As the Tender Offer was oversubscribed, not all of the Ordinary Shares that
have been validly tendered have been accepted and purchased. The Guaranteed
Entitlement therefore applies to each Qualifying Shareholder. Tenders have
been accepted on the basis set out in paragraphs 2.15.1 and 2.15.2 of Part IV
of the Circular as follows:
· all Ordinary Shares validly tendered up to the Guaranteed
Entitlement, for each relevant holding of Ordinary Shares, will be accepted
and purchased in full; and
· all Ordinary Shares validly tendered in excess of the Guaranteed
Entitlement, for each relevant holding of Ordinary Shares, will be scaled down
pro rata to the total number of such Ordinary Shares tendered in excess of the
Guaranteed Entitlement, such that the total cost of Ordinary Shares to be
purchased pursuant to the Tender Offer does not exceed £8.64 million.

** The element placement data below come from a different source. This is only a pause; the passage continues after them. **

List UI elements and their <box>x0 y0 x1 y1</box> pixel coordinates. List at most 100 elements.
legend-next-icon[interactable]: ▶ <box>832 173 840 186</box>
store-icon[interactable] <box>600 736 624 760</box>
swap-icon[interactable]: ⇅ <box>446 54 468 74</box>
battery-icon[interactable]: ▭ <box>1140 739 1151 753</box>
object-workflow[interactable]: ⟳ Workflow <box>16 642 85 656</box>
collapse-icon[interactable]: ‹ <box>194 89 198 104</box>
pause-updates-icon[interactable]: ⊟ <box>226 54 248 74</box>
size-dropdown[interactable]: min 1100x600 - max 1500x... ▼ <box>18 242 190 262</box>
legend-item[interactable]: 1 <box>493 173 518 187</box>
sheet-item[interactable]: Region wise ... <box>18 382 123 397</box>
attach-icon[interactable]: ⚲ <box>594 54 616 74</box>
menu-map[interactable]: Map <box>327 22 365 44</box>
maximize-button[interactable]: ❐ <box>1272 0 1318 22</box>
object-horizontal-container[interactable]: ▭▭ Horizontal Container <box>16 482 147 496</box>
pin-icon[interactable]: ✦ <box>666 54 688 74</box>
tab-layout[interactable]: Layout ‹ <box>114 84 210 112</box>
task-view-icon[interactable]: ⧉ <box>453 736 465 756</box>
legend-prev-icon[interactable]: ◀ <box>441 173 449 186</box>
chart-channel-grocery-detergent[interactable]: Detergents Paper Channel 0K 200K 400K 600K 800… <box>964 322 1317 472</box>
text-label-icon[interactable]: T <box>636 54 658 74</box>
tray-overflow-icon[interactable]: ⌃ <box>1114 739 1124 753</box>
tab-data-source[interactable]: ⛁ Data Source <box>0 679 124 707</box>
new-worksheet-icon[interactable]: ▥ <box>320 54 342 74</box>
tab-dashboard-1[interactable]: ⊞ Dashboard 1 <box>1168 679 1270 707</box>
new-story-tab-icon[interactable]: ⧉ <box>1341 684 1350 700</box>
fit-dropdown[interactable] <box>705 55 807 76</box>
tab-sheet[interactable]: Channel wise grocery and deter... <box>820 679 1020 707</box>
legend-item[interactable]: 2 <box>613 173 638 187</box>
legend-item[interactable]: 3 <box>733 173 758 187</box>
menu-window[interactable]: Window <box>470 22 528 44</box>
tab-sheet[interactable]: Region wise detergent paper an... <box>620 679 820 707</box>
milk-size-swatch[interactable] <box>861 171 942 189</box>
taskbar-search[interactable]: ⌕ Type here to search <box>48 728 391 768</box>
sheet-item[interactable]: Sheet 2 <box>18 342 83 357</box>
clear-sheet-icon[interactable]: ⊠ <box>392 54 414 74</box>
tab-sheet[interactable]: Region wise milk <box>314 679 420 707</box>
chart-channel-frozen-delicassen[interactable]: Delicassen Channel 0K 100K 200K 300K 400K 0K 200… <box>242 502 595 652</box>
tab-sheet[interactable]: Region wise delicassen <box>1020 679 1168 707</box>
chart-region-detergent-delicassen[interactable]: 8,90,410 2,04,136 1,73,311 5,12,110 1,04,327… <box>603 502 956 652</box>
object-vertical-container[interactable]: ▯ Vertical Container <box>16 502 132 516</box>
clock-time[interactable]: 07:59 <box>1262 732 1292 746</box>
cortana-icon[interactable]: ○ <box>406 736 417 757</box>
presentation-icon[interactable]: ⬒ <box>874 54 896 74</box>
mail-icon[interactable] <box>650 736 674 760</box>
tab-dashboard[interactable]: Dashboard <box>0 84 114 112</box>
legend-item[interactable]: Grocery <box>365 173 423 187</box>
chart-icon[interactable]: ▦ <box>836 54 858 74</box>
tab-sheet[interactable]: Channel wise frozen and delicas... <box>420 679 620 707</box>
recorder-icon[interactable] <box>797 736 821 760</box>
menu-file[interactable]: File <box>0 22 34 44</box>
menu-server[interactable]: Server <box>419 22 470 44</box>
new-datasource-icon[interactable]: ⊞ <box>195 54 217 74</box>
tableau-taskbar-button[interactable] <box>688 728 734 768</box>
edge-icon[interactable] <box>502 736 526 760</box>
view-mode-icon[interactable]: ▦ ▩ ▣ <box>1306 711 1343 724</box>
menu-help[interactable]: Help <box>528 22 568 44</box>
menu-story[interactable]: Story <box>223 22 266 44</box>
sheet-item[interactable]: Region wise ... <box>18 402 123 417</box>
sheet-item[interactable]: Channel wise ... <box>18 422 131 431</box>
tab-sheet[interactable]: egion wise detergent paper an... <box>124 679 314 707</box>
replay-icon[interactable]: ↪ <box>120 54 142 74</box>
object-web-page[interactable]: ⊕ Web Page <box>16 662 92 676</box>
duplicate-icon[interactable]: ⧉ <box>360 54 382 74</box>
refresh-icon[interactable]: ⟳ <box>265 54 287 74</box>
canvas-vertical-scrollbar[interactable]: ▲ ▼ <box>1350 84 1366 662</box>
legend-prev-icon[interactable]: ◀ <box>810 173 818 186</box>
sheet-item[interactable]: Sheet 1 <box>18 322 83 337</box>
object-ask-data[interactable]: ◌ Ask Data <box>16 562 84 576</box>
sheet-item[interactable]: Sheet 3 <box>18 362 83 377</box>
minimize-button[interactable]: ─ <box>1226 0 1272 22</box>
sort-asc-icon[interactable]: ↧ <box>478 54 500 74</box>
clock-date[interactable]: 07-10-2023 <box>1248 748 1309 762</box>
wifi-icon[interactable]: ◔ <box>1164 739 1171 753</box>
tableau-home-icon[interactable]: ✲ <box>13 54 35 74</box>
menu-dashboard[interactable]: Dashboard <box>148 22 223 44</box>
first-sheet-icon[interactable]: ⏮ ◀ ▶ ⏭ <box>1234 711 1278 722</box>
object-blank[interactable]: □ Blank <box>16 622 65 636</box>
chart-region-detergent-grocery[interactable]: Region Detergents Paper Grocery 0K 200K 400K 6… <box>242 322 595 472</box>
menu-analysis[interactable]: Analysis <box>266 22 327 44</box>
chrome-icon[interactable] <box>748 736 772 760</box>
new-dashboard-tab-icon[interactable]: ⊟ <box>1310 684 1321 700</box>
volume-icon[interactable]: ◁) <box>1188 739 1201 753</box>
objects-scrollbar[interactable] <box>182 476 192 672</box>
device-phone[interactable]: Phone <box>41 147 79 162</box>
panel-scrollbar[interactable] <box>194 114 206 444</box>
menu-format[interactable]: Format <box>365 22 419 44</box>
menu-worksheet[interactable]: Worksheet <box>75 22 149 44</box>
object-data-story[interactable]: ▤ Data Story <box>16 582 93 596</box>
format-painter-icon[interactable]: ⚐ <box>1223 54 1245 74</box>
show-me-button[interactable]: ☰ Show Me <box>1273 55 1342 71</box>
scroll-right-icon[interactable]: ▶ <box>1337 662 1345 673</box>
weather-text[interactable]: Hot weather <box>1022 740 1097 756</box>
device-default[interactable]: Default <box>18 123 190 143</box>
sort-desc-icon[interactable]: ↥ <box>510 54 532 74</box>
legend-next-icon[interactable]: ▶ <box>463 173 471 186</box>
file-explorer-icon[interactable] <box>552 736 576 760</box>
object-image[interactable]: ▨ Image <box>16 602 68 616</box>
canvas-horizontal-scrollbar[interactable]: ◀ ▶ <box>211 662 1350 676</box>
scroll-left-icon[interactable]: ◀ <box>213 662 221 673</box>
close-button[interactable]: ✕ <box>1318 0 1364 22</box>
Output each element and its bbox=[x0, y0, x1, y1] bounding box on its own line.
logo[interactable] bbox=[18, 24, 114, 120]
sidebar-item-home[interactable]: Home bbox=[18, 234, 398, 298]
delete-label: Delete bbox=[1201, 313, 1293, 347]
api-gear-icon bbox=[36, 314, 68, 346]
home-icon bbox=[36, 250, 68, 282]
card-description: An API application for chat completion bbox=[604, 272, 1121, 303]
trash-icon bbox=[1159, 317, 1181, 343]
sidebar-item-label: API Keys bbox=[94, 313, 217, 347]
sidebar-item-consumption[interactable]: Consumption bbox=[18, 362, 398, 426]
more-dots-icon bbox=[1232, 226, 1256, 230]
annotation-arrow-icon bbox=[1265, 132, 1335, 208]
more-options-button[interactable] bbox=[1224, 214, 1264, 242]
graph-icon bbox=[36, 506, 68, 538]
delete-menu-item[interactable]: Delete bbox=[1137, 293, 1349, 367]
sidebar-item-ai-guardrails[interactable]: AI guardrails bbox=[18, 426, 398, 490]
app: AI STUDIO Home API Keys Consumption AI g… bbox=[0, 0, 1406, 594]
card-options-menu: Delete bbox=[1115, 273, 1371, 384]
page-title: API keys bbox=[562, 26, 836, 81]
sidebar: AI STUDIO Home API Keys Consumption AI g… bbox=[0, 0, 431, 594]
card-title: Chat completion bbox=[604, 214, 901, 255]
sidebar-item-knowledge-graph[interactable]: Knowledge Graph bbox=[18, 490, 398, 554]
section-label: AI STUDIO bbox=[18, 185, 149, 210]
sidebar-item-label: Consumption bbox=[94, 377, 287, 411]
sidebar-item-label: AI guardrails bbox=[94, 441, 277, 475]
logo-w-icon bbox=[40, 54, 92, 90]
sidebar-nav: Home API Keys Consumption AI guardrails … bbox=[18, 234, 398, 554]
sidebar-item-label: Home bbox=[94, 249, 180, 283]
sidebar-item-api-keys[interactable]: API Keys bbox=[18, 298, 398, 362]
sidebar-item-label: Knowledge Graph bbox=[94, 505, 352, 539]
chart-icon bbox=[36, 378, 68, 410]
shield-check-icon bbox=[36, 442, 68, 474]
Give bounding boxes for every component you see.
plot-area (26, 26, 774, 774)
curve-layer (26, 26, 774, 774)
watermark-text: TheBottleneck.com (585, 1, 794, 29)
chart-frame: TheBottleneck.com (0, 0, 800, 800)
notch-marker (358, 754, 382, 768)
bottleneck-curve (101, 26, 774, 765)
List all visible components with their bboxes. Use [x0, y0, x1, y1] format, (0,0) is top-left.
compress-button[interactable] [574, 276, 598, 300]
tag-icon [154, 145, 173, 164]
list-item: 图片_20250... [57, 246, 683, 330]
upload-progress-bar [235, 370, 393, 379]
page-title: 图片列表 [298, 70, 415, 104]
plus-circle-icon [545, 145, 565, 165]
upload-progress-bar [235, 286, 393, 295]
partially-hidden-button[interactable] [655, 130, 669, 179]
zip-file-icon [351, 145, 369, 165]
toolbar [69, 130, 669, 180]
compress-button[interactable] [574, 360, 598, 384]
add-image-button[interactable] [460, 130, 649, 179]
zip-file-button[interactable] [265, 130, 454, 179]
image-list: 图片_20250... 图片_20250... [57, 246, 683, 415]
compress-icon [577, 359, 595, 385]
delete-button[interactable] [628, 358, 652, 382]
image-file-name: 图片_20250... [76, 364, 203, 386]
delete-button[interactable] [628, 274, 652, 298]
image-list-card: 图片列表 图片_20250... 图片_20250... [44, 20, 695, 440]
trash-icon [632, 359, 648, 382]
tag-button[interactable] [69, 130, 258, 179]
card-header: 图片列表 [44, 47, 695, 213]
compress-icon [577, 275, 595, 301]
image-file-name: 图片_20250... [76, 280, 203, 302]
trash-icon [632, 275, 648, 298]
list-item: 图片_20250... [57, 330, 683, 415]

Of the total number of Ordinary Shares validly tendered and purchased by the
Company, all 180,000 Ordinary Shares will be cancelled, with effect from on or
around 7 June 2023.
It is expected that CREST accounts will be credited on or around 7 June 2023
for revised uncertificated holdings of Ordinary Shares and Tender Offer
proceeds. For Ordinary Shares held in certificated form, it is expected that
cheques in respect of Tender Offer proceeds and balancing share certificates
will be despatched on or around 7 June 2023.
Total Voting Rights
Following the closing of the Tender Offer and the cancellation of 180,000
Ordinary Shares referred to above, the Company will have 7,509,600 Ordinary
Shares in issue with no Ordinary Shares held in treasury. Therefore, the total
number of voting rights in the Company will be 7,509,600 which may be used by
Shareholders as the denominator in the calculations by which they may
determine if they are required to notify their interest, or a change to their
interest, in the Company under the FCA's Disclosure Guidance and Transparency
Rules.
Directors' interests
Following the closing of the Tender Offer, the interests of each Director, all
of which are beneficial, of the Company's total voting rights are as follows:
Name Number of Ordinary Shares held pre and post completion of the Tender Offer(1) % of Company's total voting rights immediately following the Tender Offer
Timothy Goodwin 118,926 1.58%
Matthew Goodwin 69,054 0.92%
Simon Goodwin 78,786 1.05%
Bernard Goodwin 54,536 0.73%
Nigel Brown 445 0.01%
Total 316,456 4.21%
(1)Including spouses and children under the age of 18
Capitalised terms used in this announcement (unless otherwise defined) have
the meanings set out in the Circular.
The information communicated in this announcement contains inside information
for the purposes of Article 7 of the UK version of the EU Market Abuse
Regulation (2014/596) which is part of UK law by virtue of the European Union
(Withdrawal) Act 2018, as amended and supplemented from time to time.
The person responsible for arranging the release of this announcement on
behalf of the Company is Timothy Goodwin, Chairman.